Figure 3. Morphological comparisons of parasites with mutations in pfcrt compared with their parental controls.

(a) Parasites were synchronized by sorbitol lysis and areas of FVs and parasites (approximately 38 h post-invasion) were measured and expressed as ratios (A_FV/A_Parasite). 3D7, FCB and Dd2^Dd2 (open bars; n = 72, 31 and 42, respectively) and 3D7^L272F, FCB^C101F and Dd2^{Dd2 L272F} (closed bars; n = 84, 58 and 88, respectively) parasites were analyzed and significant enlargement of the FV was confirmed in 3D7^L272F, FCB^C101F and Dd2^{Dd2 L272F} parasites relative to 3D7, FCB and Dd2^Dd2, respectively (*p < 0.0001: two-tailed, unpaired, Student’s t-test). (b,c) Transmission electron micrographs of 3D7 and 3D7^L272F parasites, respectively, showing the food vacuole (FV) and nucleus (N).

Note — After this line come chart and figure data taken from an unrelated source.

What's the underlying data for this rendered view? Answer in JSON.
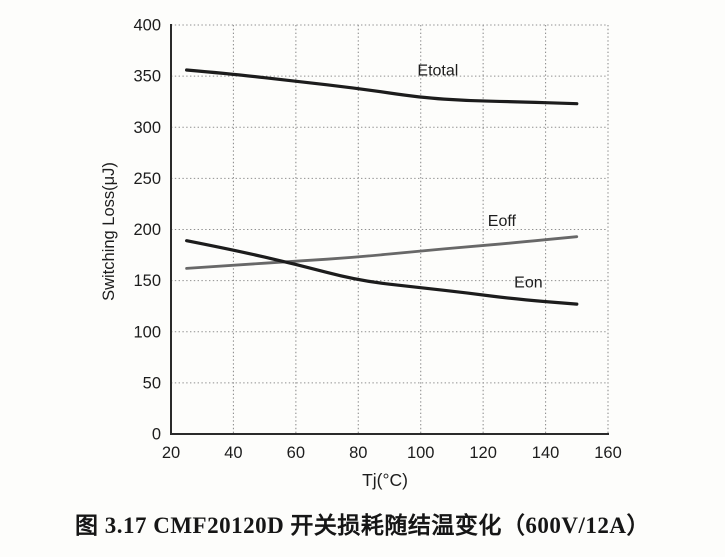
{
  "figure": {
    "caption": "图 3.17 CMF20120D 开关损耗随结温变化（600V/12A）"
  },
  "chart_data": {
    "type": "line",
    "title": "",
    "xlabel": "Tj(°C)",
    "ylabel": "Switching Loss(μJ)",
    "xlim": [
      20,
      160
    ],
    "ylim": [
      0,
      400
    ],
    "xticks": [
      20,
      40,
      60,
      80,
      100,
      120,
      140,
      160
    ],
    "yticks": [
      0,
      50,
      100,
      150,
      200,
      250,
      300,
      350,
      400
    ],
    "grid": true,
    "legend_position": "inline-labels",
    "x": [
      25,
      40,
      60,
      80,
      100,
      115,
      130,
      150
    ],
    "series": [
      {
        "name": "Etotal",
        "values": [
          356,
          352,
          345,
          338,
          329,
          326,
          325,
          323
        ],
        "color": "#1c1c1c",
        "stroke_width": 3.2,
        "label": {
          "text": "Etotal",
          "x": 105.5,
          "y": 356
        }
      },
      {
        "name": "Eoff",
        "values": [
          162,
          165,
          169,
          173,
          179,
          183,
          187,
          193
        ],
        "color": "#686868",
        "stroke_width": 2.8,
        "label": {
          "text": "Eoff",
          "x": 126,
          "y": 209
        }
      },
      {
        "name": "Eon",
        "values": [
          189,
          180,
          166,
          150,
          143,
          138,
          132,
          127
        ],
        "color": "#1c1c1c",
        "stroke_width": 3.2,
        "label": {
          "text": "Eon",
          "x": 134.5,
          "y": 148.5
        }
      }
    ]
  },
  "colors": {
    "axis": "#2a2a2a",
    "grid": "#909090",
    "text": "#1d1d1d",
    "background": "#fdfdfb"
  }
}
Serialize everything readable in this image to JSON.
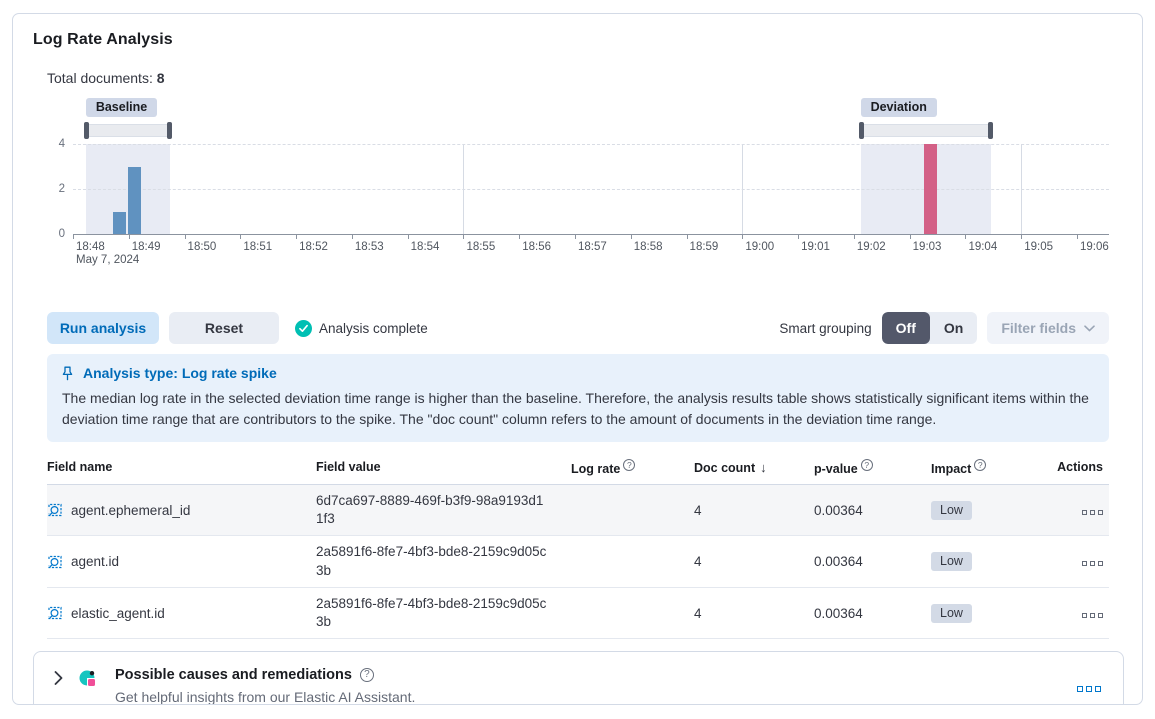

Note the enlarged electron lucent FV in 3D7^L272F (suggesting changes in the process of hemoglobin degradation and formation of hemozoin crystals). RBCs infected with 3D7^L272F displayed approximately 7.5-fold more knobs (arrowheads) on the host surface than 3D7-infected RBCs, although this is likely due to sub-population selection rather than a direct link to the mutation in pfcrt. (insert) Detail of a knob. Bars represent 1 μm (b,c) and 100 nm (insert).